Putting the brakes on Bush

Slowly, too slowly, the federal courts are chipping away at President Bush’s unbridled assertion of presidential power as long as it’s done in the name of the war on terrorism.

In a 2-to-1 decision, a federal appeals court in Richmond, Va., ruled that the president cannot indefinitely imprison without trial or charges a legal U.S. resident merely on suspicion.

“To sanction such presidential authority to order the military to seize and indefinitely detain civilians, even if the president calls them enemy combatants, would have disastrous consequences for the Constitution — and the country,” Judge Diana Motz wrote.

The case involves Ali al-Marri, a Qatari national, legally in the United States on a student visa with his family to study at Bradley University in Peoria, Ill. He was arrested in December 2001 on charges of credit-card fraud and lying to investigators. His trial was pending when, in 2003, he was declared an enemy combatant, turned over to the military and imprisoned in a Navy brig where for the next 16 months he was held incommunicado, barred from contacting his family or his lawyer. An earlier lawsuit alleges that the time was used to subject al-Marri to brutal interrogation techniques.

The Bush administration says that al-Marri had trained at an Osama bin Laden camp in Afghanistan and that 9/11 mastermind Sheikh Khalid Mohammed identified him as an al Qaeda sleeper agent sent here to one day disrupt the U.S. financial system.

That certainly sounds serious, but in the absence of a court proceeding we have only the Bush administration’s say-so.

Al-Marri’s case is one of three in which U.S. citizens or residents were thrown into military prisons with no right of court appeal.

Faced with certain defeat in the Supreme Court, the administration plucked Jose Padilla out of a military prison and turned him over to the civilian criminal justice system.
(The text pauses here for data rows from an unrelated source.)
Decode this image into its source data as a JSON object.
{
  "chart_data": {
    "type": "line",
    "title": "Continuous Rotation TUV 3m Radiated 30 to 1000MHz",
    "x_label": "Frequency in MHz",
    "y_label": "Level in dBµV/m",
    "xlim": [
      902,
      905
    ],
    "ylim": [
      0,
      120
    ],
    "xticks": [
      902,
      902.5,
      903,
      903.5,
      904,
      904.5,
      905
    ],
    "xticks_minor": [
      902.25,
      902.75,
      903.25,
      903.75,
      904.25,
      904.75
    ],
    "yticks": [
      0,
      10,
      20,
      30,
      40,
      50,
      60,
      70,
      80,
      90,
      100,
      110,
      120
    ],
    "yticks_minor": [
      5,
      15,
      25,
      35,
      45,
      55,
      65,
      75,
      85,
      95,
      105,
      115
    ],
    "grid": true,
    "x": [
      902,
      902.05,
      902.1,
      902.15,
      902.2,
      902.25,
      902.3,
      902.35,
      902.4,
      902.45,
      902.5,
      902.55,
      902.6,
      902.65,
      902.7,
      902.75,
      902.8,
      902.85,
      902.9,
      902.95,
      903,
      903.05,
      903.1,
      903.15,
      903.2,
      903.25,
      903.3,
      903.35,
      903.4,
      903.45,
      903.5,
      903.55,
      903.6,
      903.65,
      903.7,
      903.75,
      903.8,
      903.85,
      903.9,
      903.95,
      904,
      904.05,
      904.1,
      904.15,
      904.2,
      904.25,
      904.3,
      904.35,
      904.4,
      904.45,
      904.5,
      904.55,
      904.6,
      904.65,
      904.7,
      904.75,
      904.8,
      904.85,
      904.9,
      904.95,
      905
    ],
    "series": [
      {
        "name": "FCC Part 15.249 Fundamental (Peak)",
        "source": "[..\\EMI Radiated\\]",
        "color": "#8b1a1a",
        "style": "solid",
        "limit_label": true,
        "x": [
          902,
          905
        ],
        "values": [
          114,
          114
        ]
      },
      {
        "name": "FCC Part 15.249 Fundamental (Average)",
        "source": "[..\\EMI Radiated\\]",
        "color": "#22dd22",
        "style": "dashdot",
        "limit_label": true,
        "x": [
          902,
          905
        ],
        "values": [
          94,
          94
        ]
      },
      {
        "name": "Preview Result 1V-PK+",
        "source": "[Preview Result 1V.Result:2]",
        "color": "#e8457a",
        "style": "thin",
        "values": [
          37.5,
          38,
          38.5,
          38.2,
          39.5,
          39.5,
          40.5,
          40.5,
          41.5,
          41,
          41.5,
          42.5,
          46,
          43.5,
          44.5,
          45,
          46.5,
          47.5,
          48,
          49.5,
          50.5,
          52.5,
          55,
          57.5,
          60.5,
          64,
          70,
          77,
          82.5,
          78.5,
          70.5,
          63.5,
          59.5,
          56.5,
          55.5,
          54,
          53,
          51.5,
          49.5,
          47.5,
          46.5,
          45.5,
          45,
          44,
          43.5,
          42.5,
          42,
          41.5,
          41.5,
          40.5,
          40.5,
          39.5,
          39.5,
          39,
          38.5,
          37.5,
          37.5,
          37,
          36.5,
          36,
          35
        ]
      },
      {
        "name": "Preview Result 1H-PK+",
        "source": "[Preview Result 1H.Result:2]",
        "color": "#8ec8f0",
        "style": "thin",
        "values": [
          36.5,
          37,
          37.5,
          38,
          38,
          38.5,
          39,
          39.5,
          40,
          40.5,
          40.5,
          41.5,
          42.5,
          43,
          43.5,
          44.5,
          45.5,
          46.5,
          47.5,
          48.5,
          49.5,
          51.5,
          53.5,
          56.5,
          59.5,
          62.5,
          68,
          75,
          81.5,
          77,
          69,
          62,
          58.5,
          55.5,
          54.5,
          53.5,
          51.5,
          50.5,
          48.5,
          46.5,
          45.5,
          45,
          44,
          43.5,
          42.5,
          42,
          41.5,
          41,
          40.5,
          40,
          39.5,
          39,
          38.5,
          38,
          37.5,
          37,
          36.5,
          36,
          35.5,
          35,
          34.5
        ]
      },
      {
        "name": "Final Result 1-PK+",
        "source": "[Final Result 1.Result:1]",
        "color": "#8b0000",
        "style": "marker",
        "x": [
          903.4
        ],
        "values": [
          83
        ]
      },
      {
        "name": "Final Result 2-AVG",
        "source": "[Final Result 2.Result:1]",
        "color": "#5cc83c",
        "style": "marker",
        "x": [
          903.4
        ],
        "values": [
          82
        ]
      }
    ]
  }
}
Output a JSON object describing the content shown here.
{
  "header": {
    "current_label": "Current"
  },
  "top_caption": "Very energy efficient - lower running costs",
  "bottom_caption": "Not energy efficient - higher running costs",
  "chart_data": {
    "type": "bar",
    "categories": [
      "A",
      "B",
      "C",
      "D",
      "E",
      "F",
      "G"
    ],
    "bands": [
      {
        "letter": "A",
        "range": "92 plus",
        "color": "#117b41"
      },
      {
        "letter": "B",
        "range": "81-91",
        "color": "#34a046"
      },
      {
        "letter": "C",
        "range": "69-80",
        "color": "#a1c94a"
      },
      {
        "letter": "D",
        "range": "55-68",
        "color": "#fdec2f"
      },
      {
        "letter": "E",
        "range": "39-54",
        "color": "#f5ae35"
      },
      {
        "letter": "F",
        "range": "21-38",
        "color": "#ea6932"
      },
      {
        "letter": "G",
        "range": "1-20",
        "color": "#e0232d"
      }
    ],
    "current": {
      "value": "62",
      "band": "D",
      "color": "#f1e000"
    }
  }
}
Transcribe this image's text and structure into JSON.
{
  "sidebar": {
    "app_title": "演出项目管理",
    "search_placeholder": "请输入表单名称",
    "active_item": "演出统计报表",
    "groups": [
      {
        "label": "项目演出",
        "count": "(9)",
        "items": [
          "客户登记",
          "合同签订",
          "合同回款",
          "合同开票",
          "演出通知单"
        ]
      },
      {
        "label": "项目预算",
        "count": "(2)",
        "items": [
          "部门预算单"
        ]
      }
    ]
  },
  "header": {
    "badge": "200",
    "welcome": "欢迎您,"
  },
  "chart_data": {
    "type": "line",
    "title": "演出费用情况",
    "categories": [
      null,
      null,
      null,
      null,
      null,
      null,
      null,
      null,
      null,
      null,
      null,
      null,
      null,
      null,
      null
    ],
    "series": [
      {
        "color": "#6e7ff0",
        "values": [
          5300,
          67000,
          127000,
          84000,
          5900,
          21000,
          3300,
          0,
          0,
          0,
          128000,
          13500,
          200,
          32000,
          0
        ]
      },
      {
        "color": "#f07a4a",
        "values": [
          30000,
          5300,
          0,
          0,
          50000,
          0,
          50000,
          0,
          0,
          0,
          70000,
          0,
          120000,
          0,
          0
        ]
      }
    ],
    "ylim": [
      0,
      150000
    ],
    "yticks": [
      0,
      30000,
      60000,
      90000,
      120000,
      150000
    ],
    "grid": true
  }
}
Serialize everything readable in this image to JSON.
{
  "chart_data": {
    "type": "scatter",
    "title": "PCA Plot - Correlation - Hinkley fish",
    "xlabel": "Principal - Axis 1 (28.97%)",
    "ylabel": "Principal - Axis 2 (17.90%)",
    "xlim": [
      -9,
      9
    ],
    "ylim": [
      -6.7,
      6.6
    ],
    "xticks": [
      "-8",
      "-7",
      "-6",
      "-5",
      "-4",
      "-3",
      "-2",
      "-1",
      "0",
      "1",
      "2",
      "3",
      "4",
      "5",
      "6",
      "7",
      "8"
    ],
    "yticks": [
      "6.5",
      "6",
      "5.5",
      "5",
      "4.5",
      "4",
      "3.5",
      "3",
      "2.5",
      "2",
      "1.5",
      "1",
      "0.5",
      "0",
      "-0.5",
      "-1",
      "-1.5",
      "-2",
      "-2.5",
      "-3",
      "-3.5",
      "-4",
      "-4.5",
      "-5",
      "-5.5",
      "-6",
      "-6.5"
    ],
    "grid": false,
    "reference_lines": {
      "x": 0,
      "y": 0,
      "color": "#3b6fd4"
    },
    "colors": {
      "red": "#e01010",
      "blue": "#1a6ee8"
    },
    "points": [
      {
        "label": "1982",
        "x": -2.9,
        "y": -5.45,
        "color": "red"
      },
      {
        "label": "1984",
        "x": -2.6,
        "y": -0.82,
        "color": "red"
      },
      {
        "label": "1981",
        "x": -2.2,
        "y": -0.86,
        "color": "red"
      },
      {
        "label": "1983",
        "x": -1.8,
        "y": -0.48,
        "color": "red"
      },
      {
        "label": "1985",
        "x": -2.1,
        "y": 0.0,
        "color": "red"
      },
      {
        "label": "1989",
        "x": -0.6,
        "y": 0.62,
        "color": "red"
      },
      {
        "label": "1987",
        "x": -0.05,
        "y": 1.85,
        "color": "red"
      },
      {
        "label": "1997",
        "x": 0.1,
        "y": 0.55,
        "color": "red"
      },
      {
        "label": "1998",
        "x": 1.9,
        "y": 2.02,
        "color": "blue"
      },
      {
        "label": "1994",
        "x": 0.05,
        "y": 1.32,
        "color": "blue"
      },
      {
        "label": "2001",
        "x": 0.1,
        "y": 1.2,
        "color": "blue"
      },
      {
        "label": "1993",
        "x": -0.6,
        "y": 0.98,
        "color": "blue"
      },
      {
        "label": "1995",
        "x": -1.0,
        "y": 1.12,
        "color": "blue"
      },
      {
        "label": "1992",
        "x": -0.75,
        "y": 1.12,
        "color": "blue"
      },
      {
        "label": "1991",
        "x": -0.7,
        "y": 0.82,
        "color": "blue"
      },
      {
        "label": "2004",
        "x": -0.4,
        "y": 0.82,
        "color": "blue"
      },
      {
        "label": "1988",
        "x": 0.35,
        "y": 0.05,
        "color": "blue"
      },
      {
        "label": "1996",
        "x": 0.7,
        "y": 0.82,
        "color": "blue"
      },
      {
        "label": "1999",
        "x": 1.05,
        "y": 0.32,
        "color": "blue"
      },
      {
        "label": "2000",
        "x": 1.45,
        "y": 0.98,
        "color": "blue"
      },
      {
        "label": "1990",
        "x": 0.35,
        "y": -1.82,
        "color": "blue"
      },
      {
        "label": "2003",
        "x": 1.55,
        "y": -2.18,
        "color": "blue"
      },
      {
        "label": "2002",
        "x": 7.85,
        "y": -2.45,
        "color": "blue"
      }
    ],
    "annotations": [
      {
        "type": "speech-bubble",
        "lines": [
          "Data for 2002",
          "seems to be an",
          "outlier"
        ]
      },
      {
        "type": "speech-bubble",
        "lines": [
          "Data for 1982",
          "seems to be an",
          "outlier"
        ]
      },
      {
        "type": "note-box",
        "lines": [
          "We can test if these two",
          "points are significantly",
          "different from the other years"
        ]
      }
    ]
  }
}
Padilla, whom the administration initially said was plotting to set off radioactive bombs, was charged with a couple of counts of criminal conspiracy.

Yaser Esam Hamdi was a young Saudi who had been born in the United States. Taken prisoner in Afghanistan, he was locked up in Guantanamo with the “worst of the worst” before being transferred to a Navy brig. When Hamdi began to win his court challenges, the administration quietly returned him to Saudi Arabia and his father.

The court’s rebuff of this expansive view of presidential power is one more step in returning the country to where the Constitution says it should be.